Paul came out of his reverie and found himself at the donut case. He grabbed a couple, without thinking, and went to pay for them.

He passed the pharmacy again. The paramedics were there. They had the man laid out on a gurney. Several employees were gathered around watching. Maybe that was it; they weren’t acting like he was some crazy homeless guy making a nuisance. They all looked like he was dying, or dead. There were a couple girls who looked like they were about to start crying, and the pharmacy manager (or a man Paul assumed to be this) was watching with his hands on his hips, helpless. The paramedics were talking soothingly as they worked. It was odd to Paul that they didn’t seem jaded and professional like the ones on TV.

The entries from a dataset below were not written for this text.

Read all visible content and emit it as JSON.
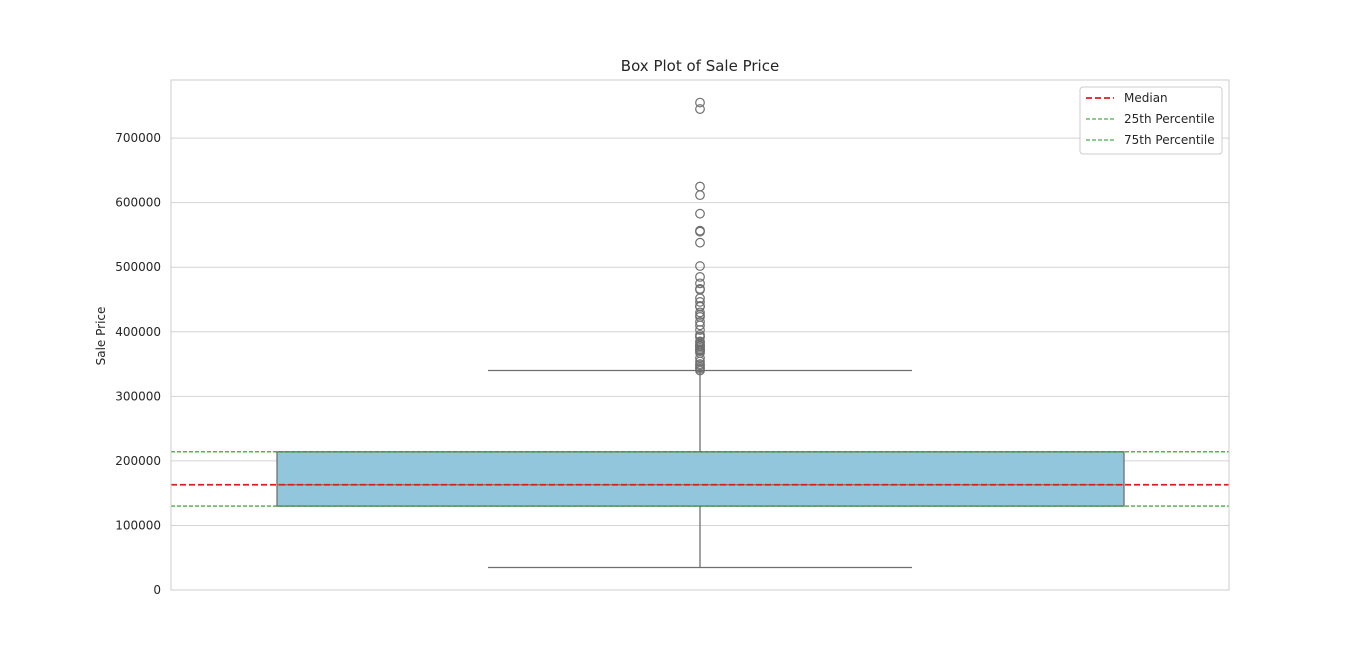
{
  "chart_data": {
    "type": "box",
    "title": "Box Plot of Sale Price",
    "xlabel": "",
    "ylabel": "Sale Price",
    "ylim": [
      0,
      790000
    ],
    "yticks": [
      0,
      100000,
      200000,
      300000,
      400000,
      500000,
      600000,
      700000
    ],
    "ytick_labels": [
      "0",
      "100000",
      "200000",
      "300000",
      "400000",
      "500000",
      "600000",
      "700000"
    ],
    "grid": true,
    "legend_placement": "top-right",
    "box": {
      "whisker_low": 34900,
      "q1": 129975,
      "median": 163000,
      "q3": 214000,
      "whisker_high": 340000,
      "fill_color": "#92c6dc",
      "edge_color": "#6f6f6f"
    },
    "outliers": [
      755000,
      745000,
      625000,
      611657,
      582933,
      556581,
      555000,
      538000,
      501837,
      485000,
      475000,
      466500,
      465000,
      451950,
      446261,
      440000,
      438780,
      430000,
      426000,
      423000,
      415298,
      410000,
      402861,
      395192,
      392500,
      392000,
      385000,
      383970,
      381000,
      378500,
      377500,
      377426,
      375000,
      372500,
      372402,
      370878,
      369900,
      367294,
      359100,
      354000,
      350000,
      348000,
      345000,
      342643,
      340000
    ],
    "reference_lines": [
      {
        "name": "Median",
        "value": 163000,
        "color": "#e41a1c",
        "style": "dashed-bold"
      },
      {
        "name": "25th Percentile",
        "value": 129975,
        "color": "#1a9a1a",
        "style": "dashed"
      },
      {
        "name": "75th Percentile",
        "value": 214000,
        "color": "#1a9a1a",
        "style": "dashed"
      }
    ],
    "legend": [
      "Median",
      "25th Percentile",
      "75th Percentile"
    ]
  }
}
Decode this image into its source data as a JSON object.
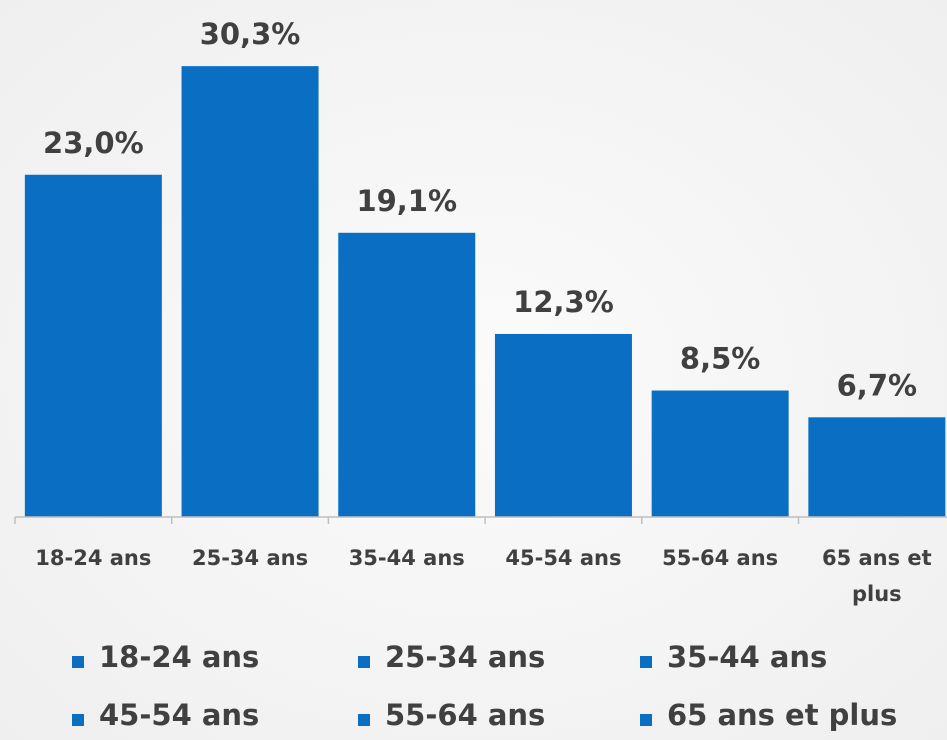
{
  "chart_data": {
    "type": "bar",
    "categories": [
      "18-24 ans",
      "25-34 ans",
      "35-44 ans",
      "45-54 ans",
      "55-64 ans",
      "65 ans et plus"
    ],
    "values": [
      23.0,
      30.3,
      19.1,
      12.3,
      8.5,
      6.7
    ],
    "value_labels": [
      "23,0%",
      "30,3%",
      "19,1%",
      "12,3%",
      "8,5%",
      "6,7%"
    ],
    "color": "#0a6fc2",
    "grid": false
  }
}
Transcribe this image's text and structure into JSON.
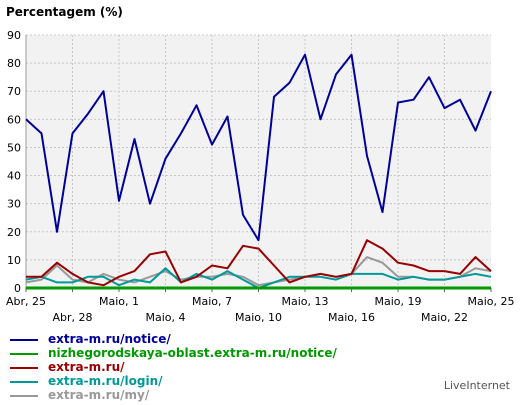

Paul went to the self-checkout and dodged out of the way as the paramedics rolled the man past and out the door. No one else moved. Paul paid for his things and left, feeling oddly angry about this.

Outside, the ambulance sat parked by the door. Maybe they weren’t taking the man to the hospital because he wasn’t bad enough off. Paul walked past and went to his car, his donuts forgotten. He watched the ambulance in the rearview as he left the parking lot, and even as he moved out onto the road, waiting for it to move, or the man to walk back out, or something.